共通テストの平均点は、国語、英語、公民などでダウンし、政治・経済、理科②の生物(素点)などで過去最低となった。理科②の生物は、物理と24点の差が開き、その差が試験問題の難易差に基づくと認められたため、得点調整により化学とともに加点対象になった。一方、昨年大きくダウンした数学Ⅰ・A、数学Ⅱ・Bが、それぞれ18点アップ。数学の平均点アップは、国立型の多科目受験者には追い風となったようだ。

25日から前期日程が始まる国公立大一般選抜の志願者数(確定)は、42万3180人で昨年より1%減少した。

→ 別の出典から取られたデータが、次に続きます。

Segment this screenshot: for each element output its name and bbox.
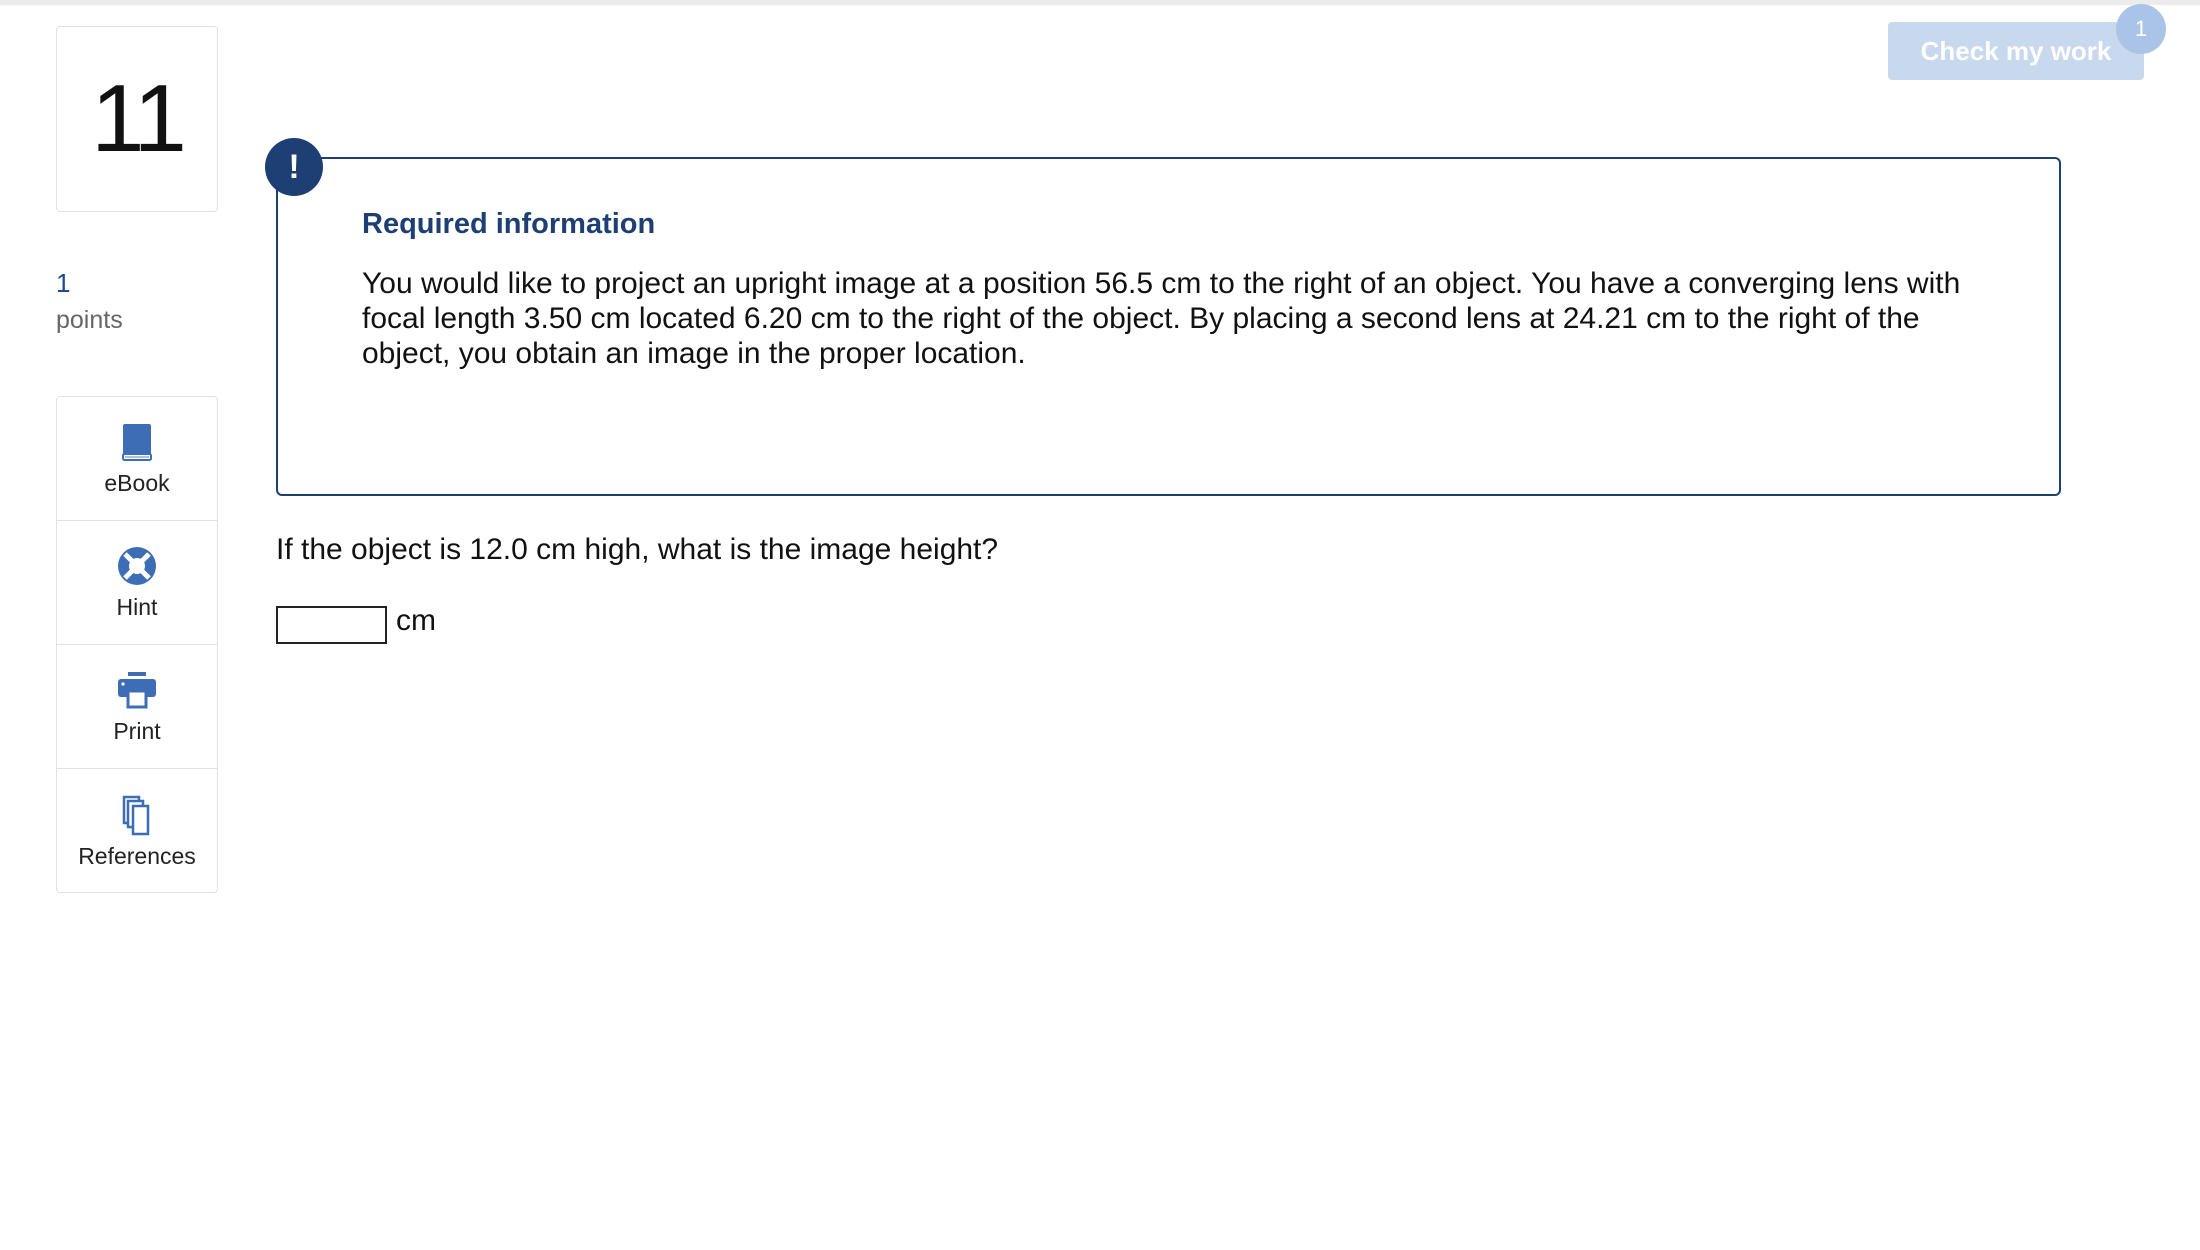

旧七帝大の志願状況(後期を含む)は、北海道大と京都大が3%増で、ほかは名古屋大と大阪大1%減、東京大2%減、九州大5%減、東北大8%減。東北大と九州大は、前期のみではそれぞれ3%減、1%減と小さな減少だ。このほかの難関国立大では、学部を新設する一橋大が14%増、東京医科歯科大との統合を予定している東京工業大が10%増加した。国公立大の学部系統別では、医・歯が4%増、薬・看護5%増など、医療関連学部で志願者が増加した。

私立大入試は、総合型選抜(旧AO)や学校推薦型選抜など年内入試の入学者が57%(前年度)と過半数を占め、一般選抜の比率が年々下がっている。

一般選抜では、共通テスト利用方式の人気が高く、上智大、明治学院大、学習院大、駒澤大などで増加した。中でも上智大は、4教科型に加えて3教科型を導入し2倍以上に増加。受験料の併願割引を導入した拓殖大なども多数の志願者を集めた。

一般選抜各方式の合計をみると、主な大学では小幅な増減にとどまっているようだ(*は確定分の合計。集計中の方式を含まない)。

首都圏難関大は、早稲田大3%減、慶應義塾大は1%減で昨年並み、上智大は18%増。中央大*は5%増加し、青山学院大(8%減)と法政大(9%減)は減少。昨年の減少・増加の反動とみられ、過去のデータを読み込んだ志望動向となったようだ。立教大は7%減だが、共通テスト利用では5%増加した。

近畿圏の難関大は同志社大9%増、立命館大*5%増、関西大2%減、関西学院大14%増で、入試改革に積極的な関西学院大の増加が目立つ。共通テスト利用方式は4大学ともに増加した。

22日までの集計で一般選抜志願者数が10万人を超えたのは、多い順に近畿大(13万8000人)、千葉工業大(13万4753人)、明治大(10万7519人)の3校。近畿大の10年連続志願者数1位は目前だが、3大学ともに後期の出願を受付中で、人数はさらに伸びそうだ。